At times, we've all been so engrossed in a task that we've lost awareness of our surroundings. Maybe you didn't hear someone calling your name when you were finishing your paper, or maybe you missed the oven timer when you were reading that mystery book. Now researchers Sophie Forester and Charles Spence have reported that concentration impacts our sense of smell. Here's how the research was described on the APS website:
They set up a room to be distinctively aromatic, hiding three small containers of coffee beans around the room overnight. Over the course of two experiments, they led 40 college students into the room one at a time to perform a tough visual-search task on a computer, finding the letter “X” or “N” in a circle of similar-looking letters (“W,” “M,” “K,” “H,” “Z,” and “V”). 40 other students completed an easier version of the same task; searching for the letter “X” or “N” among a circle of lowercase “o”s. [Students had been randomly assigned to either the difficult or easy task.]
The experimenters then took the students into another room and asked them some follow up questions that grew increasingly leading :
- “Describe the room you just completed the task in.

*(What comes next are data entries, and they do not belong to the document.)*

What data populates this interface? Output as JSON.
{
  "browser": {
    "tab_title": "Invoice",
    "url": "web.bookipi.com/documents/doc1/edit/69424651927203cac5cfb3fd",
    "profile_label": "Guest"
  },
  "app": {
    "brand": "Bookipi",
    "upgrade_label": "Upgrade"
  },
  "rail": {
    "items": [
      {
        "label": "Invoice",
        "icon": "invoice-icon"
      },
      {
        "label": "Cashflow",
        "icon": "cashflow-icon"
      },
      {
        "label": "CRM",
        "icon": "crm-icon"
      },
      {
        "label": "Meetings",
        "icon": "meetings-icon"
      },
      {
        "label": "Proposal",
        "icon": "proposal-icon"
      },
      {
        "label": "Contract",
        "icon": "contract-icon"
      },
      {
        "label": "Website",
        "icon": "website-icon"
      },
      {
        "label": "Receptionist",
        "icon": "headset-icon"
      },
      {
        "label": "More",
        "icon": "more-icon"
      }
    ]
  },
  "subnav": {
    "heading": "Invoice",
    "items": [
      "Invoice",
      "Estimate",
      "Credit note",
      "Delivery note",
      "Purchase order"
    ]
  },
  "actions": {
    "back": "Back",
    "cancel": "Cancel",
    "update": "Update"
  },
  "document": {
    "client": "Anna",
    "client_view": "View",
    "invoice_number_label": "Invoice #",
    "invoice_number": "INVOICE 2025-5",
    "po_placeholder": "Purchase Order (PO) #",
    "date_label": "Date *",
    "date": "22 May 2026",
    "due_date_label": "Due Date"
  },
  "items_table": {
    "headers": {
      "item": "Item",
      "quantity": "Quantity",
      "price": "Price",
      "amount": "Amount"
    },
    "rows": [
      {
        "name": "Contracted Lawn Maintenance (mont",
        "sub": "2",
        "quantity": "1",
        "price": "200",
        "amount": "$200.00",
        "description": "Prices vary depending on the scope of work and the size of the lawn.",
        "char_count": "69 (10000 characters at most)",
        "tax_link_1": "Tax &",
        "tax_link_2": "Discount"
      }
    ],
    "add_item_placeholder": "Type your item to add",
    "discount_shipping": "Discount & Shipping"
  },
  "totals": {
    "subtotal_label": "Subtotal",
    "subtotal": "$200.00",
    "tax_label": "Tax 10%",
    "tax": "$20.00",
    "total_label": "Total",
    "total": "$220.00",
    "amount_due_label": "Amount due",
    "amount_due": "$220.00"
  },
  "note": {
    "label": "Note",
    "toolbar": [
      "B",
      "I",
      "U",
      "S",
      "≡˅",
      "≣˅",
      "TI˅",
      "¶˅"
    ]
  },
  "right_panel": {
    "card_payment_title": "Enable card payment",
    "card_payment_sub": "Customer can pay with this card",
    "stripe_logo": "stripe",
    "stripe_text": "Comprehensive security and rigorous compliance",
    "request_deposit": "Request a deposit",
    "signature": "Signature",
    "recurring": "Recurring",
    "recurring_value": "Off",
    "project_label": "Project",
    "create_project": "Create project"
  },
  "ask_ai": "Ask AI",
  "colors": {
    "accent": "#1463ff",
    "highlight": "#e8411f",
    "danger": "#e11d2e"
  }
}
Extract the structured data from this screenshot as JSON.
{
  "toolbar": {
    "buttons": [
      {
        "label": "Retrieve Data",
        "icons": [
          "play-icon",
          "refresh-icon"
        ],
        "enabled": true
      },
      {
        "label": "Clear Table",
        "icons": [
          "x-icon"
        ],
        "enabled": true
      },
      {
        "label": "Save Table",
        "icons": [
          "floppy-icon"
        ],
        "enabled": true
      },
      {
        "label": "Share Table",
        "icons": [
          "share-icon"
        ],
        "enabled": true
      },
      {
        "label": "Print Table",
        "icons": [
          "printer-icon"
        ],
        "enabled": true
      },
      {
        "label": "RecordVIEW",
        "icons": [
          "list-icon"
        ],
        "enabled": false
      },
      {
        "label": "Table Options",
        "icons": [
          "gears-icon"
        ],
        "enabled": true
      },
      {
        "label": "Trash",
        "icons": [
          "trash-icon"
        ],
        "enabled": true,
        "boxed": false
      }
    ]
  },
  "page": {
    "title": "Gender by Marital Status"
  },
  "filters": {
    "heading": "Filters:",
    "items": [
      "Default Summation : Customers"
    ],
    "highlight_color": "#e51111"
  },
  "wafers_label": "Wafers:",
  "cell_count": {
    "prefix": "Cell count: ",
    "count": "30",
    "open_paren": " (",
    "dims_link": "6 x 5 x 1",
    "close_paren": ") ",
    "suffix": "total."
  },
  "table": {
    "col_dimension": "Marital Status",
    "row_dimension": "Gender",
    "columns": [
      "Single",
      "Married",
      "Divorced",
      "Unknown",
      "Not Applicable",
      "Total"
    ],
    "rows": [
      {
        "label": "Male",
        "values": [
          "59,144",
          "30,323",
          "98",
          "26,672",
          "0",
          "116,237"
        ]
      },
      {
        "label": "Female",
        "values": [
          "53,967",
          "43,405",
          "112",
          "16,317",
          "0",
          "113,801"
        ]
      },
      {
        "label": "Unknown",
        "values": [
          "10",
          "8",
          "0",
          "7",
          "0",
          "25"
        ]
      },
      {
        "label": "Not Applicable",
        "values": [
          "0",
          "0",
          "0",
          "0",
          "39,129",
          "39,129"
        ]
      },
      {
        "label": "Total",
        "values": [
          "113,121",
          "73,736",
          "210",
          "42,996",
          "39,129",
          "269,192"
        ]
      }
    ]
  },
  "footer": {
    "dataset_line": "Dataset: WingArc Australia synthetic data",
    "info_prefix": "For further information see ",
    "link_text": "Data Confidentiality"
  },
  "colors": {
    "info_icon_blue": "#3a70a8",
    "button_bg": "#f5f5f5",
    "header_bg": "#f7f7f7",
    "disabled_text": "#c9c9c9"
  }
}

Try to describe it using all of your senses.”
- “Did you notice any odors in the room, if so what?”
- “Could you smell coffee in the room?”
Students assigned to the difficult search task were far less likely to report having picked up the aroma (25% of participants said they noticed a coffee smell) compared to the participants assigned to the easy task (60%-70% percent of participants). When the experimenters led the students back into the test room, all of them said they could smell it. Some of them even commented that the room smelled like a cafe.
Questions
- What kind of study was this--experimental or correlational? How do you know?
- What was the independent variable? What was the dependent variable?
- Think about construct validity: What do you think of the way they measured their dependent variable? Is this a good measure?
- Now think about statistical validity: How large does this effect seem to be? Take another look at the results and make a comment on the practical effect size.
- What about external validity? To whom might these results generalize? Do you think the pattern for coffee and letter detection might generalize to other smells? To other tasks?
- Now consider internal validity. The authors claim that it was concentration that caused people to not notice the smell. Can you think of any confounds in this design?